That night, Joe returned telling them that Marty had gone to town, put his horse in the livery stable, and then spent the rest of his time in the saloon. Joe had finally given up that he was meeting anyone. Before he left town, Joe did inform Sheriff Roy Coffee of what they had found out about Marty and that he was in town having quit the Ponderosa as the three dead men had done. He also had said he was getting a big payday so that fit with the idea of the extra money the three dead men were carrying when found. Sheriff Coffee agreed that it was worth checking into and assigned a deputy to watch Marty. He wasn’t sure that it was a lead, but it couldn’t hurt to find out. He had gotten some information that was more a lack of information on Mary Martin too. It seemed she didn’t exist or at least there was no record of any woman in Nevada with her name at any age near her age. Census records were a big help with things like that. It took a while to get answers but they could be found. So she was using an alias. There were a lot of puzzle pieces and nothing fit together yet, but Roy was getting a strong suspicion that he knew what the final picture might be.

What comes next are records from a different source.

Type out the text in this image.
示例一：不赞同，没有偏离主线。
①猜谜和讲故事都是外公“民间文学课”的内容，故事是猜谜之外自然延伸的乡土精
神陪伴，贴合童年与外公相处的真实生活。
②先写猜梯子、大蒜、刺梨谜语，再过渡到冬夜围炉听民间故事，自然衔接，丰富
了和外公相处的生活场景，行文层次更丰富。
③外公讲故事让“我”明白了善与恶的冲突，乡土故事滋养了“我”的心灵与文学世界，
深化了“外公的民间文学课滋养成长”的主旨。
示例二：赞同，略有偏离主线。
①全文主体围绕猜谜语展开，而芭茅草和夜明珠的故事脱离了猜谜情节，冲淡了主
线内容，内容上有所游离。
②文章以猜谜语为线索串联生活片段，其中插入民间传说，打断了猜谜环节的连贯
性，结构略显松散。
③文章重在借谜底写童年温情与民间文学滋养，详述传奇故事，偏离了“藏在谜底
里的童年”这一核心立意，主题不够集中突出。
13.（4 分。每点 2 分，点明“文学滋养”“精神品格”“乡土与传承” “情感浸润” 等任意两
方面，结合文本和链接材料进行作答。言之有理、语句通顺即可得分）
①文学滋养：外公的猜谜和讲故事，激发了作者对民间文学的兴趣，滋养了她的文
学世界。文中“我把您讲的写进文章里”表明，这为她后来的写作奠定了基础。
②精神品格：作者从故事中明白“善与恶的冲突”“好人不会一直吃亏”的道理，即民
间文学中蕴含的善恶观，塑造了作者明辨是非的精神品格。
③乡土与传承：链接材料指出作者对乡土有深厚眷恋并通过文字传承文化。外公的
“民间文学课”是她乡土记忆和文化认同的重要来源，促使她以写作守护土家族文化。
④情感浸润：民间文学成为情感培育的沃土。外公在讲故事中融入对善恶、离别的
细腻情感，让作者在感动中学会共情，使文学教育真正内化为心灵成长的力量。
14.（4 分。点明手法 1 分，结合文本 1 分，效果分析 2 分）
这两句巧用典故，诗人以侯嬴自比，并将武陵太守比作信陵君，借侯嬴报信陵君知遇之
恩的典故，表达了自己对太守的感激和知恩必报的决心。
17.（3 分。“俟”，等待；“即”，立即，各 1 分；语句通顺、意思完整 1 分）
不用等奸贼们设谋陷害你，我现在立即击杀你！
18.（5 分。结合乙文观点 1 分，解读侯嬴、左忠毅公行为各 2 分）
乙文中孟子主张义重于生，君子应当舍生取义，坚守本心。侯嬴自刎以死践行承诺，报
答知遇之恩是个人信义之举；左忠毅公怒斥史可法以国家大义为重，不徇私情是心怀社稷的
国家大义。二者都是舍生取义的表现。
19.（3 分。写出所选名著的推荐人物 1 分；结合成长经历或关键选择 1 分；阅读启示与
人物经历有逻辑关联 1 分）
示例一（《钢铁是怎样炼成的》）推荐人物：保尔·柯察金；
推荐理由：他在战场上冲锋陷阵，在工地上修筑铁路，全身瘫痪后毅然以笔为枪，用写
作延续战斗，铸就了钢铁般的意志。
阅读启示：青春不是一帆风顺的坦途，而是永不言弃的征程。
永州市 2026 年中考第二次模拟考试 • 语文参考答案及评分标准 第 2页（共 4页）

Sunday was a bright day with hardly a cloud in the sky. After church, Adam and Caron walked through the town and spent some time visiting with Sheriff Roy Coffee who apparently had gotten to know Caron as they greeted each other like good friends. That surprised Adam who asked her about that after Roy walked on.
“Oh, Roy attends our church now and then. Yesterday, I was out picking up a few things I needed to make breakfast and happened to see him. I mentioned that Missus Martin was on her daily excursion to the cemetery but had gone in the morning, which I found unusual. I thought perhaps he might want to go check on her to make sure that she was all right. This morning, Roy was in church again and we talked a bit.”
What she had said was unusual wasn’t unusual at all, but Adam didn’t know that. However he did know that something was going on by the way she talked and the way Roy had talked as if they were in some form of silent communication. He didn’t like it, but knew both of them well enough to know that neither would tell him anything until they were ready and willing to tell him. Caron seemed a bit on edge too letting him know that there was even more going on beneath her surface calm and good mood. It put him on edge too, but except for his unease, nothing happened that was a clue at all. He was invited to dinner at her home, or rather her employer’s home. Mary Martin was supposed to be gone on some kind of excursion and had given permission for Caron to entertain Adam with a home cooked dinner. He looked forward to being alone with her. After a light lunch of pastries and coffee, they headed for Caron’s home. The walking had worked up their appetites again by the time they arrived and Adam offered to help with the dinner preparation.
“Oh, no, you’ve told me what you’re like in the kitchen. Apparently, you’re quite good with beans and bacon or even fried fish and potatoes on the trail, but here, no, no, no. I’ll do the cooking. Now, I wouldn’t mind some company in the kitchen while I work.”
For the next two hours, they talked, laughed, and generally had a good time as Caron prepared a stuffed chicken with side dishes for their meal. She prepared a sauce that she said would make him forget any chicken dish he had ever eaten before and put biscuits in the oven that made the kitchen smell so good it made his mouth water.
“Now, I need to go set the dining room table for our feast.”
“I’ll help. Honest, I was never a disaster in that task.”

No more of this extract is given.